A good corporate solicitor will advise on legal issues facing your venture and will make sure that all possibilities and eventualities are agreed and drafted into a joint venture agreement so that each party knows what is expected of them, the operational control they will have and the rewards they will receive. There are different types of joint ventures and your legal advisor will set up the correct type, which will usually depend upon; the nature of the businesses, the proposed running plans for the new venture, the mechanism for profit sharing and also tax implications. A typical joint venture agreement will cover all of the areas listed below as well as other, perhaps more bespoke clauses, in order to fully satisfy what the parties set out to achieve.
- The structure of the joint venture will be documented.
- Each party will commit to their financial contributions to the venture.

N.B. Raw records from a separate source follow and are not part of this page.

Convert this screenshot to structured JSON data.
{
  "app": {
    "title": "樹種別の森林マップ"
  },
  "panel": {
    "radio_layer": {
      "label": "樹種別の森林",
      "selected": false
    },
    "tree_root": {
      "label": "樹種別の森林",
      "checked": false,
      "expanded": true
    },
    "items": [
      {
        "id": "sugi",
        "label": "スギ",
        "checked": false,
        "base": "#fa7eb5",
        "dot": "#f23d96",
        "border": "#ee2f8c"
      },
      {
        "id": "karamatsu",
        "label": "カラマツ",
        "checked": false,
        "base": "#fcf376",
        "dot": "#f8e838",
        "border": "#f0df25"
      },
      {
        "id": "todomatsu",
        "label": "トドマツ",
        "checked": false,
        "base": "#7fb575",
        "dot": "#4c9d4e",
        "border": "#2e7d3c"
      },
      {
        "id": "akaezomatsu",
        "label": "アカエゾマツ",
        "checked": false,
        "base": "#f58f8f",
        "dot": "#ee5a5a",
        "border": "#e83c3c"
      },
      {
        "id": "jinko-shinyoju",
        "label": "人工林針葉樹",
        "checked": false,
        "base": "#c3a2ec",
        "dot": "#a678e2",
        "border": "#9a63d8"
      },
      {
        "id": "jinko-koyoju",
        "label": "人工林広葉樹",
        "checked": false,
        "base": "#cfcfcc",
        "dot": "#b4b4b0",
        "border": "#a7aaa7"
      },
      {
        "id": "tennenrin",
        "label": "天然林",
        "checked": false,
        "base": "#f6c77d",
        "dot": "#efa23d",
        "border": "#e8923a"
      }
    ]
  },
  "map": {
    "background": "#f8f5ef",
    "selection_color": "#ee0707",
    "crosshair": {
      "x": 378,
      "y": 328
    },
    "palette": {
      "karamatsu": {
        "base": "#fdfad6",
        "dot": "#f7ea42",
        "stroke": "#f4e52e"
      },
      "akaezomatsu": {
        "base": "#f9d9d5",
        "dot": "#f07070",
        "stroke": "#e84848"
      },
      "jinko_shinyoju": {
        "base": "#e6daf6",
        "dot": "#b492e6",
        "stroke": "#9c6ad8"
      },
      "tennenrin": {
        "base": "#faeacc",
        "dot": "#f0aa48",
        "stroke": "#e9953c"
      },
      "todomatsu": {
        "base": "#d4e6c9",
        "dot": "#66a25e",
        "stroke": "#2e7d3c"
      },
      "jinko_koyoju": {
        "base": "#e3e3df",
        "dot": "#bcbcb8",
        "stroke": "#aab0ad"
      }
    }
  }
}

- The commitment of the parties with regards to assets and employees that will be utilised by the new venture.
- Any intellectual property that is created via the joint venture and its ownership.
- The business will require management control and who, and to what extent, are the parties responsible for this.
- The business will attain liabilities, losses and also profits. The distribution of these will be agreed and documented.
- Although no-one sets out to fail or sets out with a negative attitude, sometimes a dispute is inevitable and as such it is vital that an agreed process for dispute resolution is agreed at this early stage, often involving a third party that each side would be happy is impartial.
- This can sometimes cause a lot of negotiation, but the exit strategy needs to be agreed and documented.